Through a groundbreaking UK-Chinese collaboration, scientists have sequenced the DNA of Watkins' entire wheat collection. This extensive genetic analysis has uncovered a wealth of previously unknown genes lost due to selective breeding, now being utilized to develop stronger wheat varieties with enhanced yields. These advancements could be crucial in feeding the world’s growing population, particularly under increasing climatic pressures. Simon Griffiths, a geneticist at the John Innes Centre and a leader of the project, highlighted the significance of Watkins' research, stating, "Essentially, we have uncovered a goldmine. This is going to make an enormous difference to our ability to feed the world as it gets hotter and agriculture faces increasing climatic strain." The lost traits are now being tested by plant breeders to create new wheat varieties that can address contemporary agricultural challenges.
The significance of wheat in the global food supply cannot be overstated. One in five calories consumed by humans comes from wheat, and the demand continues to rise as the world’s population grows. Wheat has been a cornerstone of human civilization, supporting empires from ancient Egypt to modern Britain. Originally domesticated in the Fertile Crescent around 10,000 years ago, the crop has undergone extensive breeding, leading to the loss of many genetic varieties over time.
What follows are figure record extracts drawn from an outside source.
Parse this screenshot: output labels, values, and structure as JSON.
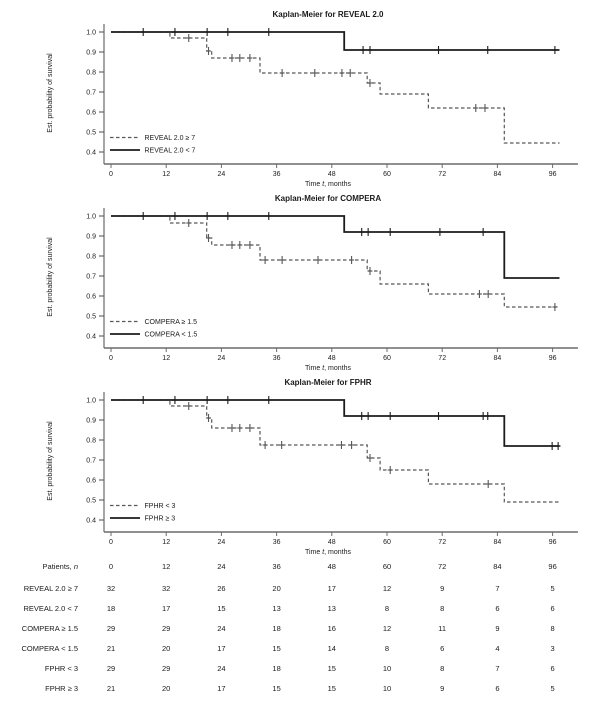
{
  "figure": {
    "background": "#ffffff",
    "colors": {
      "solid_line": "#1c1c1c",
      "dashed_line": "#575757",
      "axis": "#6b6b6b",
      "text": "#1a1a1a"
    },
    "ylabel": "Est. probability of survival",
    "xlabel": "Time t, months",
    "xlabel_parts": [
      {
        "text": "Time ",
        "italic": false
      },
      {
        "text": "t",
        "italic": true
      },
      {
        "text": ", months",
        "italic": false
      }
    ]
  },
  "chart_data": [
    {
      "type": "line",
      "subtype": "kaplan-meier-step",
      "title": "Kaplan-Meier for REVEAL 2.0",
      "xlabel": "Time t, months",
      "ylabel": "Est. probability of survival",
      "xlim": [
        0,
        101
      ],
      "ylim": [
        0.37,
        1.03
      ],
      "xticks": [
        0,
        12,
        24,
        36,
        48,
        60,
        72,
        84,
        96
      ],
      "yticks": [
        1.0,
        0.9,
        0.8,
        0.7,
        0.6,
        0.5,
        0.4
      ],
      "grid": false,
      "legend_position": "lower-left",
      "series": [
        {
          "id": "reveal20-ge7",
          "name": "REVEAL 2.0 ≥ 7",
          "line_style": "dashed",
          "steps": [
            [
              0,
              1.0
            ],
            [
              12.8,
              0.97
            ],
            [
              20.8,
              0.905
            ],
            [
              21.9,
              0.87
            ],
            [
              32.4,
              0.795
            ],
            [
              55.7,
              0.745
            ],
            [
              58.5,
              0.69
            ],
            [
              69,
              0.62
            ],
            [
              85.5,
              0.445
            ],
            [
              97.5,
              0.445
            ]
          ],
          "censors": [
            [
              16.9,
              0.97
            ],
            [
              21.2,
              0.905
            ],
            [
              26.3,
              0.87
            ],
            [
              28,
              0.87
            ],
            [
              30.2,
              0.87
            ],
            [
              37.2,
              0.795
            ],
            [
              44.3,
              0.795
            ],
            [
              50.2,
              0.795
            ],
            [
              52,
              0.795
            ],
            [
              56.3,
              0.745
            ],
            [
              79.3,
              0.62
            ],
            [
              81.3,
              0.62
            ]
          ]
        },
        {
          "id": "reveal20-lt7",
          "name": "REVEAL 2.0 < 7",
          "line_style": "solid",
          "steps": [
            [
              0,
              1.0
            ],
            [
              50.7,
              0.91
            ],
            [
              97.5,
              0.91
            ]
          ],
          "censors": [
            [
              7,
              1.0
            ],
            [
              13.9,
              1.0
            ],
            [
              20.9,
              1.0
            ],
            [
              25.4,
              1.0
            ],
            [
              34.3,
              1.0
            ],
            [
              54.8,
              0.91
            ],
            [
              56.3,
              0.91
            ],
            [
              71.2,
              0.91
            ],
            [
              81.9,
              0.91
            ],
            [
              96.5,
              0.91
            ]
          ]
        }
      ]
    },
    {
      "type": "line",
      "subtype": "kaplan-meier-step",
      "title": "Kaplan-Meier for COMPERA",
      "xlabel": "Time t, months",
      "ylabel": "Est. probability of survival",
      "xlim": [
        0,
        101
      ],
      "ylim": [
        0.37,
        1.03
      ],
      "xticks": [
        0,
        12,
        24,
        36,
        48,
        60,
        72,
        84,
        96
      ],
      "yticks": [
        1.0,
        0.9,
        0.8,
        0.7,
        0.6,
        0.5,
        0.4
      ],
      "grid": false,
      "legend_position": "lower-left",
      "series": [
        {
          "id": "compera-ge15",
          "name": "COMPERA ≥ 1.5",
          "line_style": "dashed",
          "steps": [
            [
              0,
              1.0
            ],
            [
              12.8,
              0.965
            ],
            [
              20.8,
              0.89
            ],
            [
              21.9,
              0.855
            ],
            [
              32.4,
              0.78
            ],
            [
              55.7,
              0.725
            ],
            [
              58.5,
              0.66
            ],
            [
              69,
              0.61
            ],
            [
              85.5,
              0.545
            ],
            [
              97.5,
              0.545
            ]
          ],
          "censors": [
            [
              16.9,
              0.965
            ],
            [
              21.2,
              0.89
            ],
            [
              26.3,
              0.855
            ],
            [
              28,
              0.855
            ],
            [
              30.2,
              0.855
            ],
            [
              33.5,
              0.78
            ],
            [
              37.2,
              0.78
            ],
            [
              45,
              0.78
            ],
            [
              52.3,
              0.78
            ],
            [
              56.3,
              0.725
            ],
            [
              80.1,
              0.61
            ],
            [
              82,
              0.61
            ],
            [
              96.5,
              0.545
            ]
          ]
        },
        {
          "id": "compera-lt15",
          "name": "COMPERA < 1.5",
          "line_style": "solid",
          "steps": [
            [
              0,
              1.0
            ],
            [
              50.7,
              0.92
            ],
            [
              85.5,
              0.69
            ],
            [
              97.5,
              0.69
            ]
          ],
          "censors": [
            [
              7,
              1.0
            ],
            [
              13.9,
              1.0
            ],
            [
              20.9,
              1.0
            ],
            [
              25.4,
              1.0
            ],
            [
              34.3,
              1.0
            ],
            [
              54.5,
              0.92
            ],
            [
              55.9,
              0.92
            ],
            [
              60.7,
              0.92
            ],
            [
              71.5,
              0.92
            ],
            [
              80.9,
              0.92
            ]
          ]
        }
      ]
    },
    {
      "type": "line",
      "subtype": "kaplan-meier-step",
      "title": "Kaplan-Meier for FPHR",
      "xlabel": "Time t, months",
      "ylabel": "Est. probability of survival",
      "xlim": [
        0,
        101
      ],
      "ylim": [
        0.37,
        1.03
      ],
      "xticks": [
        0,
        12,
        24,
        36,
        48,
        60,
        72,
        84,
        96
      ],
      "yticks": [
        1.0,
        0.9,
        0.8,
        0.7,
        0.6,
        0.5,
        0.4
      ],
      "grid": false,
      "legend_position": "lower-left",
      "series": [
        {
          "id": "fphr-lt3",
          "name": "FPHR < 3",
          "line_style": "dashed",
          "steps": [
            [
              0,
              1.0
            ],
            [
              12.8,
              0.97
            ],
            [
              20.8,
              0.91
            ],
            [
              21.9,
              0.86
            ],
            [
              32.4,
              0.775
            ],
            [
              55.7,
              0.71
            ],
            [
              58.5,
              0.65
            ],
            [
              69,
              0.58
            ],
            [
              85.5,
              0.49
            ],
            [
              97.5,
              0.49
            ]
          ],
          "censors": [
            [
              16.9,
              0.97
            ],
            [
              21.2,
              0.91
            ],
            [
              26.3,
              0.86
            ],
            [
              28,
              0.86
            ],
            [
              30.2,
              0.86
            ],
            [
              33.5,
              0.775
            ],
            [
              37.1,
              0.775
            ],
            [
              50.1,
              0.775
            ],
            [
              52.3,
              0.775
            ],
            [
              56.3,
              0.71
            ],
            [
              60.7,
              0.65
            ],
            [
              82,
              0.58
            ]
          ]
        },
        {
          "id": "fphr-ge3",
          "name": "FPHR ≥ 3",
          "line_style": "solid",
          "steps": [
            [
              0,
              1.0
            ],
            [
              50.7,
              0.92
            ],
            [
              85.5,
              0.77
            ],
            [
              97.5,
              0.77
            ]
          ],
          "censors": [
            [
              7,
              1.0
            ],
            [
              13.9,
              1.0
            ],
            [
              20.9,
              1.0
            ],
            [
              25.4,
              1.0
            ],
            [
              34.3,
              1.0
            ],
            [
              54.5,
              0.92
            ],
            [
              55.9,
              0.92
            ],
            [
              60.7,
              0.92
            ],
            [
              71.2,
              0.92
            ],
            [
              80.9,
              0.92
            ],
            [
              81.9,
              0.92
            ],
            [
              95.9,
              0.77
            ],
            [
              97.2,
              0.77
            ]
          ]
        }
      ]
    }
  ],
  "risk_table": {
    "header_label": "Patients, n",
    "header_parts": [
      {
        "text": "Patients, ",
        "italic": false
      },
      {
        "text": "n",
        "italic": true
      }
    ],
    "time_points": [
      0,
      12,
      24,
      36,
      48,
      60,
      72,
      84,
      96
    ],
    "rows": [
      {
        "label": "REVEAL 2.0 ≥ 7",
        "values": [
          32,
          32,
          26,
          20,
          17,
          12,
          9,
          7,
          5
        ]
      },
      {
        "label": "REVEAL 2.0 < 7",
        "values": [
          18,
          17,
          15,
          13,
          13,
          8,
          8,
          6,
          6
        ]
      },
      {
        "label": "COMPERA ≥ 1.5",
        "values": [
          29,
          29,
          24,
          18,
          16,
          12,
          11,
          9,
          8
        ]
      },
      {
        "label": "COMPERA < 1.5",
        "values": [
          21,
          20,
          17,
          15,
          14,
          8,
          6,
          4,
          3
        ]
      },
      {
        "label": "FPHR < 3",
        "values": [
          29,
          29,
          24,
          18,
          15,
          10,
          8,
          7,
          6
        ]
      },
      {
        "label": "FPHR ≥ 3",
        "values": [
          21,
          20,
          17,
          15,
          15,
          10,
          9,
          6,
          5
        ]
      }
    ]
  }
}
This loss was further accelerated in the 20th century with the development of advanced plant breeding techniques, which eliminated genes deemed non-essential at the time. The Watkins collection is particularly valuable as it preserves these lost varieties, which are crucial for developing wheat capable of thriving under current agricultural pressures. Researchers are utilizing these strains to create wheat that can grow in saline soils, enhance disease resistance, and reduce reliance on nitrogen fertilizers, which contribute significantly to carbon emissions.
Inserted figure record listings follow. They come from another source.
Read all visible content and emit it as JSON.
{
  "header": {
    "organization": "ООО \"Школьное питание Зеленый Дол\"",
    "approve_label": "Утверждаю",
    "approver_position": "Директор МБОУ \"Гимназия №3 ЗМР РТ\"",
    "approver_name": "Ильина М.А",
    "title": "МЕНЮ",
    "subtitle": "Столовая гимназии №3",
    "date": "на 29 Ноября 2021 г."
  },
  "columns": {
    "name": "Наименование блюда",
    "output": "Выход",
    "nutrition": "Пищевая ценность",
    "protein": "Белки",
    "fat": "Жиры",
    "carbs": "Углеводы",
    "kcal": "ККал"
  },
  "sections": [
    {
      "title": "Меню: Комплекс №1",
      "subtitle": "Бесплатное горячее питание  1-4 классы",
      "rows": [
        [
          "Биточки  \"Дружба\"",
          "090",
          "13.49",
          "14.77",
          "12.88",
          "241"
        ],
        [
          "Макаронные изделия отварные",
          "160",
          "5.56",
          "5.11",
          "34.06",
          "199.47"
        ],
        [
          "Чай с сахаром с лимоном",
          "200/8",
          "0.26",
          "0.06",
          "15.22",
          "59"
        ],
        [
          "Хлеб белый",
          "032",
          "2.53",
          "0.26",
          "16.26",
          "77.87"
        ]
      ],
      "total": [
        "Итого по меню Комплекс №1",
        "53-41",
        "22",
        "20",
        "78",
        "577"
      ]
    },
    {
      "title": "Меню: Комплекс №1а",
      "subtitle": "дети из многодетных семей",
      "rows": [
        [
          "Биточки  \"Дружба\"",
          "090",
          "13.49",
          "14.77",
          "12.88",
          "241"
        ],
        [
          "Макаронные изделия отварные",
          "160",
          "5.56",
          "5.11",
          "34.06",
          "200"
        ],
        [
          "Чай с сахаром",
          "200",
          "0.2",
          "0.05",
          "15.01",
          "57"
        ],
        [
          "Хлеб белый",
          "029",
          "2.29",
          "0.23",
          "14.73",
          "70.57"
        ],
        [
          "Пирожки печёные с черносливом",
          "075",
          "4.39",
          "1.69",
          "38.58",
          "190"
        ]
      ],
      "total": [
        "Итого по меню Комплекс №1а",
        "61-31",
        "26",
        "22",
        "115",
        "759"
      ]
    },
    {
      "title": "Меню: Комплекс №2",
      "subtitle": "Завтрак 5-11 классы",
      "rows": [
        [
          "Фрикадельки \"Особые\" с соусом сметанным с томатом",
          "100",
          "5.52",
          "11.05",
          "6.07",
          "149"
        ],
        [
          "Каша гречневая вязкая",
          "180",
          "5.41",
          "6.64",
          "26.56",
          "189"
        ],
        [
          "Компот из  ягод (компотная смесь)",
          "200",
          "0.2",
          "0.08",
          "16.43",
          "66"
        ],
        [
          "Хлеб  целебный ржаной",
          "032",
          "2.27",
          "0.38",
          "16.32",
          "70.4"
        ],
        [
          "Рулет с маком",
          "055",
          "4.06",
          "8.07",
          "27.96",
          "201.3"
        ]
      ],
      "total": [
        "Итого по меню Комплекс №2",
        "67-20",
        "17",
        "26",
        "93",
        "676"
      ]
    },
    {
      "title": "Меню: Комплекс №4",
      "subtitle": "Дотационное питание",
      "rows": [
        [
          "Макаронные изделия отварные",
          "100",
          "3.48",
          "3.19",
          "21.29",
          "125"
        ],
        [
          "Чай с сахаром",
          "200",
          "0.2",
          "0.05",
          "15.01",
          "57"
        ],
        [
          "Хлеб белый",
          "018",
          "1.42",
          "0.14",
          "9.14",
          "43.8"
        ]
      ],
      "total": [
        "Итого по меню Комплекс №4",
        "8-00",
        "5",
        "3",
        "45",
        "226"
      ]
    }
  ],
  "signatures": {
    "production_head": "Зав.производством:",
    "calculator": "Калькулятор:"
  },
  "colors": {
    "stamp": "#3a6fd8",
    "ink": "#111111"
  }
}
The project’s other leader, Professor Shifeng Cheng of the Chinese Academy of Agricultural Sciences, emphasized the importance of this genetic diversity. "We can retrace the novel, functional, and beneficial diversity that was lost in modern wheat varieties after the 'Green Revolution' in the 20th century and have the opportunity to reintroduce it into breeding programs." Despite the promise, sequencing the wheat genome presented unique challenges due to its size and complexity. The wheat genome consists of 17 billion DNA units, compared to the 3 billion base pairs in the human genome. The genome is riddled with retroelements, making sequencing more difficult and expensive. However, thanks to the detailed work carried out by the Chinese team, these obstacles were overcome. Griffiths and his colleagues sent samples from the Watkins collection to Cheng’s team. Three months later, they received a suitcase filled with hard drives containing a petabyte—one million gigabytes—of sequenced data. Astonishingly, this data revealed that modern wheat varieties utilize only 40% of the genetic diversity found in the Watkins collection. "We have found that the Watkins collection is packed full of useful variation that is simply absent in modern wheat," said Griffiths.
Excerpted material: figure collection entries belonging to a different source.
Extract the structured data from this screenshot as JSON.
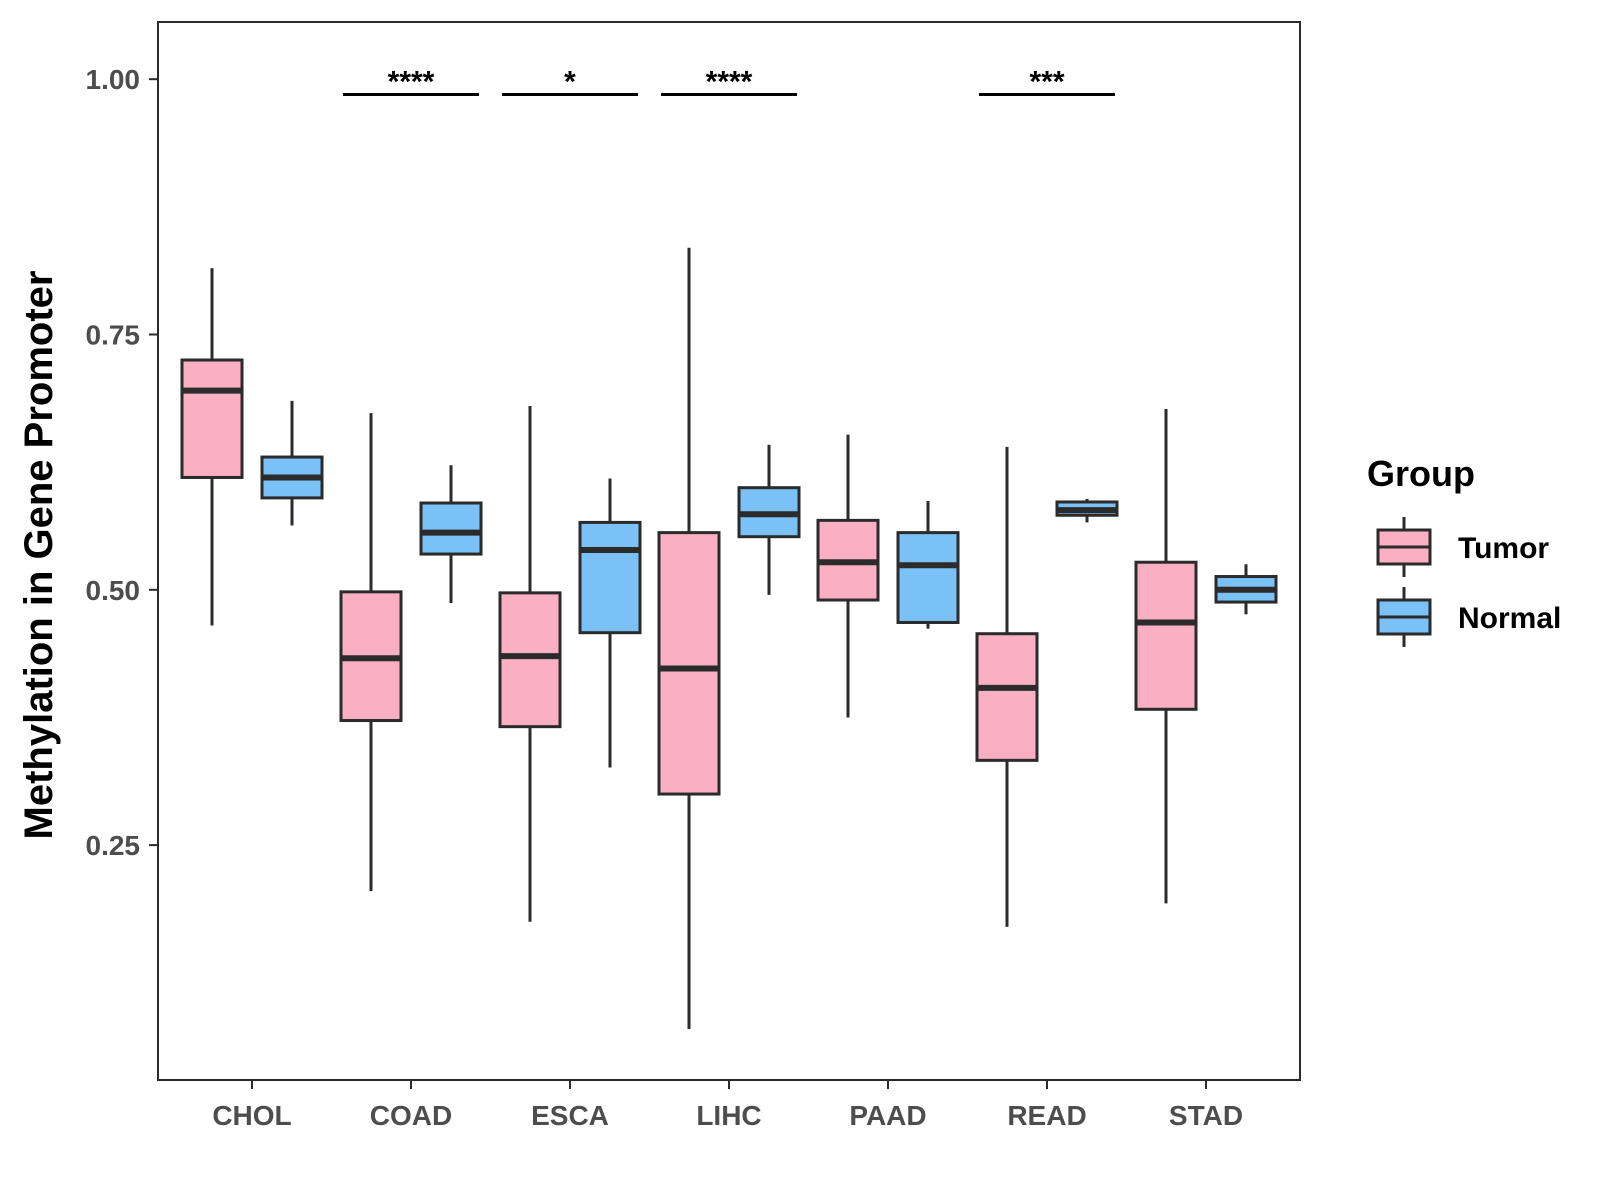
{
  "chart_data": {
    "type": "boxplot",
    "title": "",
    "xlabel": "",
    "ylabel": "Methylation in Gene Promoter",
    "ylim": [
      0.02,
      1.056
    ],
    "yticks": [
      0.25,
      0.5,
      0.75,
      1.0
    ],
    "ytick_labels": [
      "0.25",
      "0.50",
      "0.75",
      "1.00"
    ],
    "categories": [
      "CHOL",
      "COAD",
      "ESCA",
      "LIHC",
      "PAAD",
      "READ",
      "STAD"
    ],
    "grid": false,
    "legend": {
      "title": "Group",
      "placement": "right",
      "entries": [
        "Tumor",
        "Normal"
      ]
    },
    "colors": {
      "Tumor": "#FBAFC3",
      "Normal": "#79C1F6",
      "stroke": "#2b2b2b"
    },
    "series": [
      {
        "name": "Tumor",
        "boxes": [
          {
            "category": "CHOL",
            "whisker_low": 0.465,
            "q1": 0.61,
            "median": 0.695,
            "q3": 0.725,
            "whisker_high": 0.815
          },
          {
            "category": "COAD",
            "whisker_low": 0.205,
            "q1": 0.372,
            "median": 0.433,
            "q3": 0.498,
            "whisker_high": 0.673
          },
          {
            "category": "ESCA",
            "whisker_low": 0.175,
            "q1": 0.366,
            "median": 0.435,
            "q3": 0.497,
            "whisker_high": 0.68
          },
          {
            "category": "LIHC",
            "whisker_low": 0.07,
            "q1": 0.3,
            "median": 0.423,
            "q3": 0.556,
            "whisker_high": 0.835
          },
          {
            "category": "PAAD",
            "whisker_low": 0.375,
            "q1": 0.49,
            "median": 0.527,
            "q3": 0.568,
            "whisker_high": 0.652
          },
          {
            "category": "READ",
            "whisker_low": 0.17,
            "q1": 0.333,
            "median": 0.404,
            "q3": 0.457,
            "whisker_high": 0.64
          },
          {
            "category": "STAD",
            "whisker_low": 0.193,
            "q1": 0.383,
            "median": 0.468,
            "q3": 0.527,
            "whisker_high": 0.677
          }
        ]
      },
      {
        "name": "Normal",
        "boxes": [
          {
            "category": "CHOL",
            "whisker_low": 0.563,
            "q1": 0.59,
            "median": 0.61,
            "q3": 0.63,
            "whisker_high": 0.685
          },
          {
            "category": "COAD",
            "whisker_low": 0.487,
            "q1": 0.535,
            "median": 0.556,
            "q3": 0.585,
            "whisker_high": 0.622
          },
          {
            "category": "ESCA",
            "whisker_low": 0.326,
            "q1": 0.458,
            "median": 0.539,
            "q3": 0.566,
            "whisker_high": 0.609
          },
          {
            "category": "LIHC",
            "whisker_low": 0.495,
            "q1": 0.552,
            "median": 0.574,
            "q3": 0.6,
            "whisker_high": 0.642
          },
          {
            "category": "PAAD",
            "whisker_low": 0.462,
            "q1": 0.468,
            "median": 0.524,
            "q3": 0.556,
            "whisker_high": 0.587
          },
          {
            "category": "READ",
            "whisker_low": 0.566,
            "q1": 0.573,
            "median": 0.578,
            "q3": 0.586,
            "whisker_high": 0.589
          },
          {
            "category": "STAD",
            "whisker_low": 0.476,
            "q1": 0.488,
            "median": 0.5,
            "q3": 0.513,
            "whisker_high": 0.525
          }
        ]
      }
    ],
    "significance": [
      {
        "category": "COAD",
        "label": "****",
        "y": 0.985
      },
      {
        "category": "ESCA",
        "label": "*",
        "y": 0.985
      },
      {
        "category": "LIHC",
        "label": "****",
        "y": 0.985
      },
      {
        "category": "READ",
        "label": "***",
        "y": 0.985
      }
    ]
  }
}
Arthur Watkins' century-old wheat collection holds significant potential for Türkiye, which is facing severe agricultural challenges due to climate change. Rising temperatures, shifting rainfall patterns, and increasing soil salinity are adversely affecting wheat yield and quality in the region. The genetic diversity revealed from Watkins' collection can be instrumental in addressing these issues. Developing new wheat varieties that can thrive in saline soils, resist diseases, and require less nitrogen fertilizer can enhance food security and support sustainable agricultural production in Türkiye. Utilizing this genetic resource could benefit Turkish farmers and the farm economy considerably.
Ultimately, Arthur Watkins’ century-old foresight and dedication are now equipping modern scientists with crucial tools to address contemporary agricultural challenges. The UK-China collaboration has uncovered valuable, previously unknown genes within Watkins' wheat samples, which are utilized to develop resilient, high-yielding wheat varieties capable of thriving in adverse conditions such as saline soils and reducing reliance on nitrogen fertilizers. As climate change increasingly affects global food production, the genetic resources in Watkins' collection offer significant potential for fostering a more resilient and sustainable agricultural future.